The history of Craigavon is set to be commemorated in a project to mark its 50th anniversary, thanks to a £43,500 grant from the Heritage Lottery Fund.
‘Capturing Craigavon’ will see oral history research and documentation carried out to explore the heritage of the ‘new town’, what it was like to move there and the challenges of creating a new community.
Memorabilia and artefacts will be gathered, and the project will be publicised in a series of films as well as online.
Catherine McNeill, from Brownlow Festival Committee, organisers of the project, said, “The story of Craigavon is a very interesting tale itself, but it also marks a number of important changes in the history of Northern Ireland during the past 50 years.
“This community project aims to explore and document the social history of Craigavon, charting the events, stories and implications of its founding from conception in the 1960s, through the decline of the late 1980s and ‘90s and to regeneration and renewal of the 2000s to the present day.”

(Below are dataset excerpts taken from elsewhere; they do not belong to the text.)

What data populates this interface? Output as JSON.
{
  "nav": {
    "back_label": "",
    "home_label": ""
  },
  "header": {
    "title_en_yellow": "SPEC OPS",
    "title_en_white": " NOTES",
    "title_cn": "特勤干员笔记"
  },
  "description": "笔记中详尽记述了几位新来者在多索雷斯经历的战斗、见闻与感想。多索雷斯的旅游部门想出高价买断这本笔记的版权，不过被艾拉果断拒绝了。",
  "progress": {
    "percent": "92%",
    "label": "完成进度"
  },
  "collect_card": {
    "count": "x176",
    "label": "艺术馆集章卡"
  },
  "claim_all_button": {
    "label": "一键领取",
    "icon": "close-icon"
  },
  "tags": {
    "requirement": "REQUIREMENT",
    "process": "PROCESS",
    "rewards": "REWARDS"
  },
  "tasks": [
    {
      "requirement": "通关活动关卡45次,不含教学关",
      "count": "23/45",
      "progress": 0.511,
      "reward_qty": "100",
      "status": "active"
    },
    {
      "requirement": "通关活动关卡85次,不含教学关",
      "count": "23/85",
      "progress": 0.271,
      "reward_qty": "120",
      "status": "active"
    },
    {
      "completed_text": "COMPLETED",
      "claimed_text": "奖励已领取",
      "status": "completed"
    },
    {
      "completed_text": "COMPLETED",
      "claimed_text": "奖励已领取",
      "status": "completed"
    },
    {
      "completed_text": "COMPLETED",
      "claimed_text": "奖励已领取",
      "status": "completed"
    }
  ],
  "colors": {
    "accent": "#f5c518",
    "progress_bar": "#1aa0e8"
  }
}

Named after the first Prime Minister of Northern Ireland – James Craig, 1st Viscount Craigavon – the new development was a key part of a new NI envisioned in the 1960s.
Then Prime Minister Terence O’Neill wanted to replicate the designed-towns model then common across the UK, with famous examples including Milton Keynes which was first designated as a new town in 1967.
The development was of its time, with significant room for cycle paths, a preponderance of roundabouts, and mixed housing estates – entirely separate from industrial zones – with their own retail hubs.
However, plans that would have seen Craigavon as the centre of a new urban area stretching from Portadown to Lurgan never fully came to pass.